BAST Inc. Ltd., Loughborough, UK.
qPharmetra, Nijmegen, The Netherlands.
Clin Transl Sci. 2019 Sep;12(5):459-469. doi: 10.1111/cts.12634. Epub 2019 Apr 12.
Sorafenib is an oral multikinase inhibitor approved for the treatment of differentiated thyroid carcinoma (DTC), renal cell carcinoma, and hepatocellular carcinoma. In the phase III DECISION trial in patients with DTC, sorafenib exposure and the incidence of some adverse events (AEs) were higher than in previous trials; therefore, we analyzed exposure-response relationships, including progression-free survival (PFS) and selected AEs in patients with DTC. A novel, stratified prediction-corrected visual predictive check (pc-VPC) was developed to show robustness of the exposure-response relationships. Time-to-event simulations confirmed the benefit of the recommended dosing schedule of 800 mg/day: initial doses of 800 mg/day were associated with the highest PFS, whereas lower doses (600 or 400 mg/day) were associated with improved tolerability but reduced PFS. A simulated dose-reduction strategy of 800 mg/day for an initial two cycles followed by dose reductions seemed likely to maintain efficacy while possibly mitigating selected AEs (e.g., diarrhea and hand-foot skin reactions).

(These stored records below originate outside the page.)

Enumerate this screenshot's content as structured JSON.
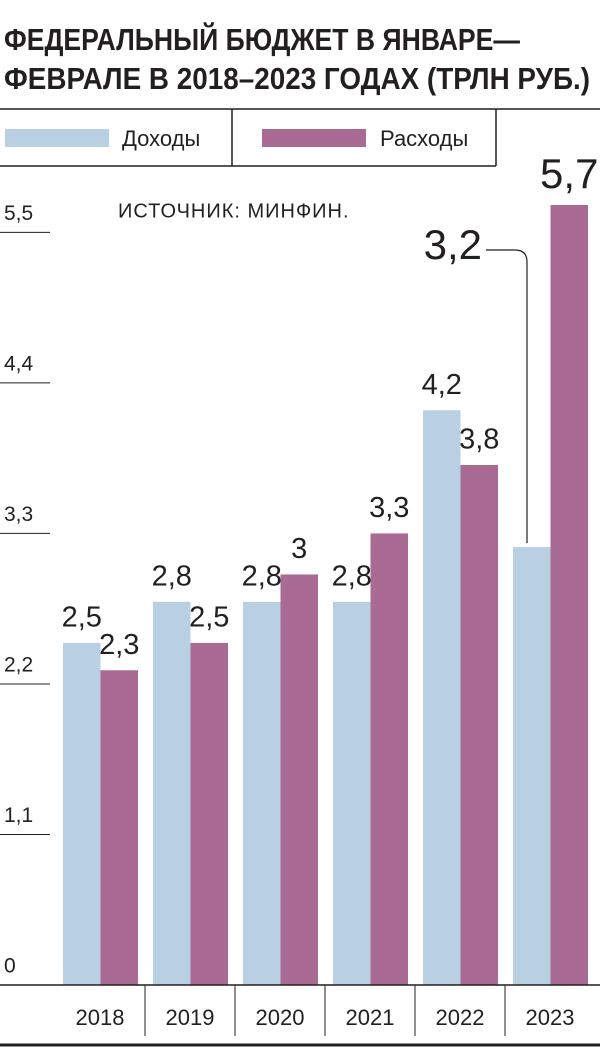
{
  "chart_data": {
    "type": "bar",
    "title": [
      "ФЕДЕРАЛЬНЫЙ БЮДЖЕТ В ЯНВАРЕ—",
      "ФЕВРАЛЕ В 2018–2023 ГОДАХ (ТРЛН РУБ.)"
    ],
    "annotation": "ИСТОЧНИК: МИНФИН.",
    "categories": [
      "2018",
      "2019",
      "2020",
      "2021",
      "2022",
      "2023"
    ],
    "series": [
      {
        "name": "Доходы",
        "color": "#b9cfe2",
        "values": [
          2.5,
          2.8,
          2.8,
          2.8,
          4.2,
          3.2
        ],
        "value_labels": [
          "2,5",
          "2,8",
          "2,8",
          "2,8",
          "4,2",
          "3,2"
        ]
      },
      {
        "name": "Расходы",
        "color": "#a96b93",
        "values": [
          2.3,
          2.5,
          3,
          3.3,
          3.8,
          5.7
        ],
        "value_labels": [
          "2,3",
          "2,5",
          "3",
          "3,3",
          "3,8",
          "5,7"
        ]
      }
    ],
    "ylim": [
      0,
      5.7
    ],
    "yticks": [
      0,
      {
        "value": 1.1,
        "label": "1,1"
      },
      {
        "value": 2.2,
        "label": "2,2"
      },
      {
        "value": 3.3,
        "label": "3,3"
      },
      {
        "value": 4.4,
        "label": "4,4"
      },
      {
        "value": 5.5,
        "label": "5,5"
      }
    ]
  }
}
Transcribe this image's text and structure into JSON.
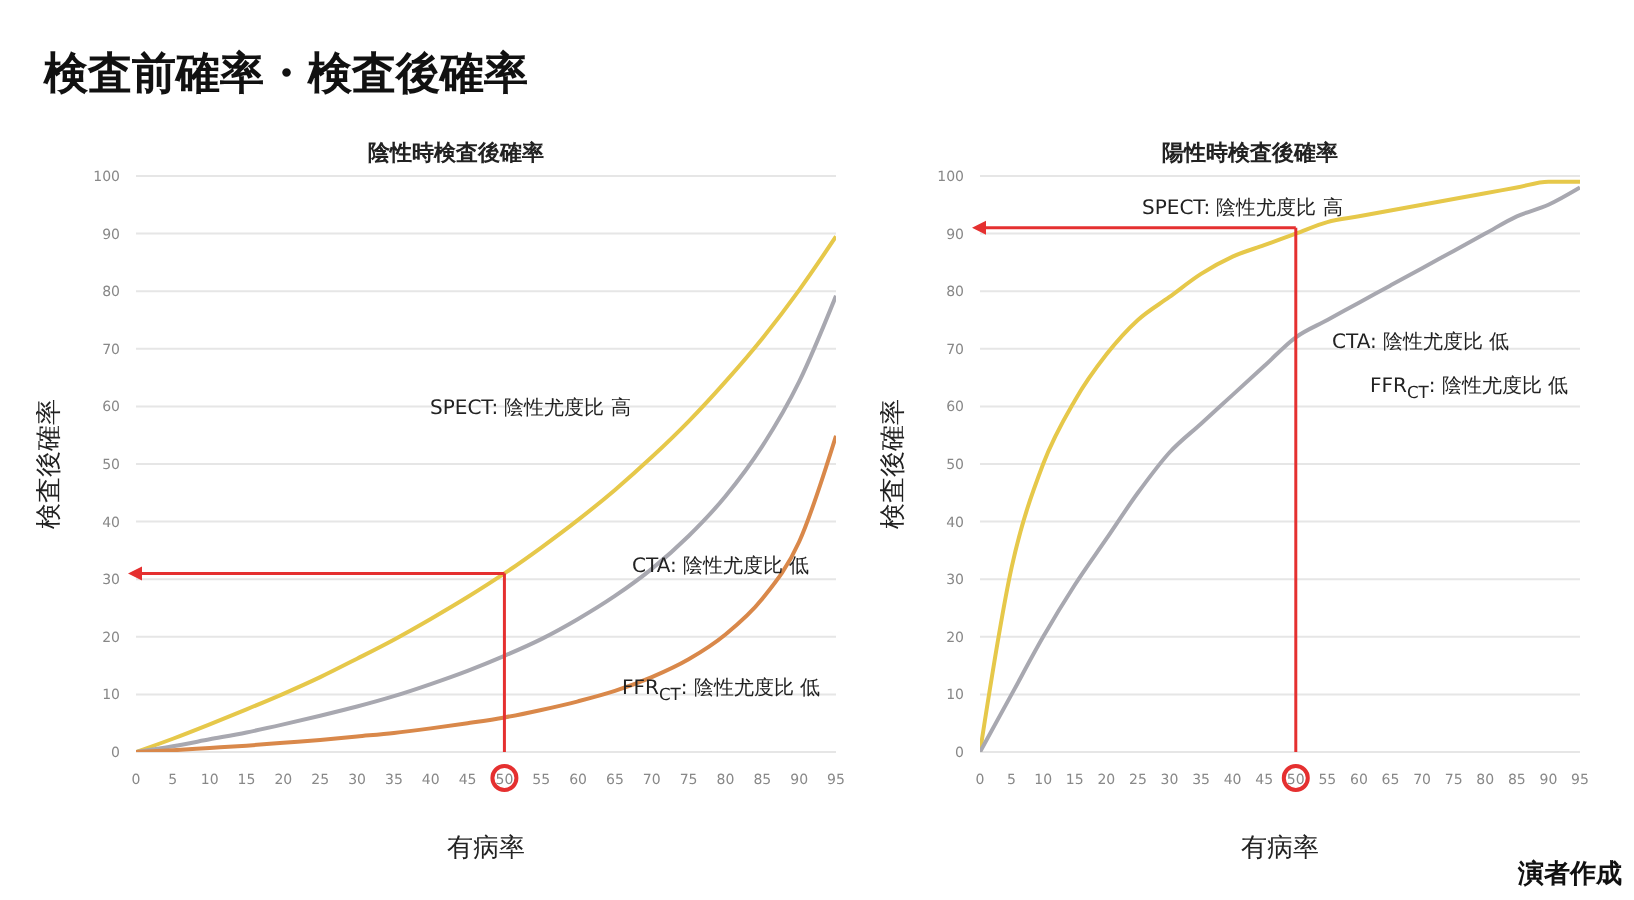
{
  "chart_data": [
    {
      "type": "line",
      "title": "検査前確率・検査後確率",
      "subtitle": "陰性時検査後確率",
      "xlabel": "有病率",
      "ylabel": "検査後確率",
      "categories": [
        "0",
        "5",
        "10",
        "15",
        "20",
        "25",
        "30",
        "35",
        "40",
        "45",
        "50",
        "55",
        "60",
        "65",
        "70",
        "75",
        "80",
        "85",
        "90",
        "95"
      ],
      "series": [
        {
          "color": "#e6c84a",
          "values": [
            0,
            2.3,
            4.8,
            7.4,
            10.1,
            13.0,
            16.2,
            19.5,
            23.1,
            26.9,
            31.0,
            35.5,
            40.3,
            45.5,
            51.2,
            57.4,
            64.3,
            71.8,
            80.2,
            89.5
          ]
        },
        {
          "color": "#a8a8b0",
          "values": [
            0,
            1.0,
            2.2,
            3.4,
            4.8,
            6.3,
            7.9,
            9.7,
            11.8,
            14.1,
            16.7,
            19.6,
            23.1,
            27.1,
            31.8,
            37.5,
            44.4,
            53.1,
            64.3,
            79.2
          ]
        },
        {
          "color": "#d9884a",
          "values": [
            0,
            0.3,
            0.7,
            1.1,
            1.6,
            2.1,
            2.7,
            3.3,
            4.1,
            5.0,
            6.0,
            7.3,
            8.8,
            10.6,
            13.0,
            16.1,
            20.4,
            26.6,
            36.5,
            54.9
          ]
        }
      ],
      "ylim": [
        0,
        100
      ],
      "yticks": [
        0,
        10,
        20,
        30,
        40,
        50,
        60,
        70,
        80,
        90,
        100
      ],
      "grid": "y",
      "legend": false,
      "marker": "none",
      "line_style": "solid",
      "ref_lines": [
        {
          "axis": "x",
          "value": "50",
          "color": "#e53030"
        },
        {
          "axis": "y",
          "value": 31,
          "color": "#e53030"
        }
      ],
      "annotations": [
        "SPECT: 陰性尤度比 高",
        "CTA: 陰性尤度比 低",
        "FFR$_{CT}$: 陰性尤度比 低"
      ]
    },
    {
      "type": "line",
      "title": "陽性時検査後確率",
      "xlabel": "有病率",
      "ylabel": "検査後確率",
      "categories": [
        "0",
        "5",
        "10",
        "15",
        "20",
        "25",
        "30",
        "35",
        "40",
        "45",
        "50",
        "55",
        "60",
        "65",
        "70",
        "75",
        "80",
        "85",
        "90",
        "95"
      ],
      "series": [
        {
          "color": "#e6c84a",
          "values": [
            0,
            32,
            50,
            61,
            69,
            75,
            79,
            83,
            86,
            88,
            90,
            92,
            93,
            94,
            95,
            96,
            97,
            98,
            99,
            99
          ]
        },
        {
          "color": "#a8a8b0",
          "values": [
            0,
            10,
            20,
            29,
            37,
            45,
            52,
            57,
            62,
            67,
            72,
            75,
            78,
            81,
            84,
            87,
            90,
            93,
            95,
            98
          ]
        }
      ],
      "ylim": [
        0,
        100
      ],
      "yticks": [
        0,
        10,
        20,
        30,
        40,
        50,
        60,
        70,
        80,
        90,
        100
      ],
      "grid": "y",
      "legend": false,
      "marker": "none",
      "line_style": "solid",
      "ref_lines": [
        {
          "axis": "x",
          "value": "50",
          "color": "#e53030"
        },
        {
          "axis": "y",
          "value": 91,
          "color": "#e53030"
        }
      ],
      "annotations": [
        "SPECT: 陰性尤度比 高",
        "CTA: 陰性尤度比 低",
        "FFR$_{CT}$: 陰性尤度比 低",
        "演者作成"
      ]
    }
  ]
}
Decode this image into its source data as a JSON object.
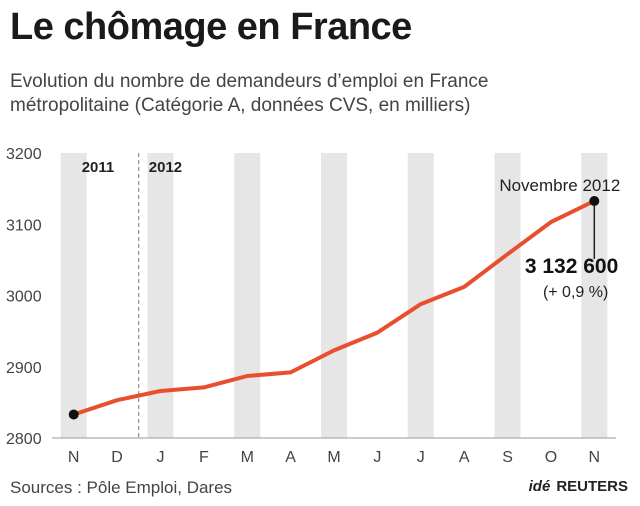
{
  "header": {
    "title": "Le chômage en France",
    "subtitle": "Evolution du nombre de demandeurs d’emploi en France métropolitaine (Catégorie A, données CVS, en milliers)"
  },
  "chart_data": {
    "type": "line",
    "categories": [
      "N",
      "D",
      "J",
      "F",
      "M",
      "A",
      "M",
      "J",
      "J",
      "A",
      "S",
      "O",
      "N"
    ],
    "year_labels": [
      "2011",
      "2012"
    ],
    "ylim": [
      2800,
      3200
    ],
    "yticks": [
      2800,
      2900,
      3000,
      3100,
      3200
    ],
    "series": [
      {
        "values": [
          2833,
          2853,
          2866,
          2871,
          2887,
          2892,
          2923,
          2948,
          2988,
          3012,
          3058,
          3103,
          3132.6
        ]
      }
    ],
    "annotation": {
      "label": "Novembre 2012",
      "value_text": "3 132 600",
      "change_text": "(+ 0,9 %)"
    },
    "colors": {
      "line": "#e94e2f",
      "band": "#e6e6e6",
      "marker": "#111111"
    }
  },
  "footer": {
    "sources": "Sources : Pôle Emploi, Dares",
    "credit_ide": "idé",
    "credit_reuters": "REUTERS"
  }
}
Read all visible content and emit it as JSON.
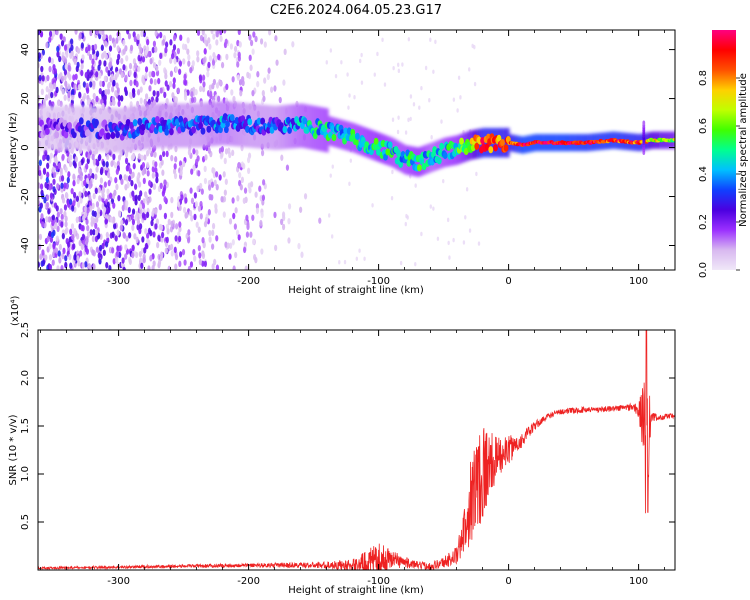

索拉非尼是一种口服多激酶抑制剂,已被批准用于治疗分化型甲状腺癌(DTC)、肾细胞癌和肝细胞癌。在 DTC 患者的 III 期 DECISION 试验中,索拉非尼的暴露量和某些不良反应(AE)的发生率高于以往的试验;因此,我们分析了 DTC 患者的暴露-反应关系,包括无进展生存期(PFS)和选定的 AE。开发了一种新的分层预测校正视觉预测检查(pc-VPC),以证明暴露-反应关系的稳健性。时间事件模拟证实了推荐的 800mg/天剂量方案的获益:每天 800mg 的初始剂量与最长的 PFS 相关,而较低的剂量(600 或 400mg/天)与更好的耐受性相关,但 PFS 降低。800mg/天初始两个周期后剂量减少的模拟剂量减少策略似乎可能在维持疗效的同时减轻某些选定的 AE(例如腹泻和手足皮肤反应)。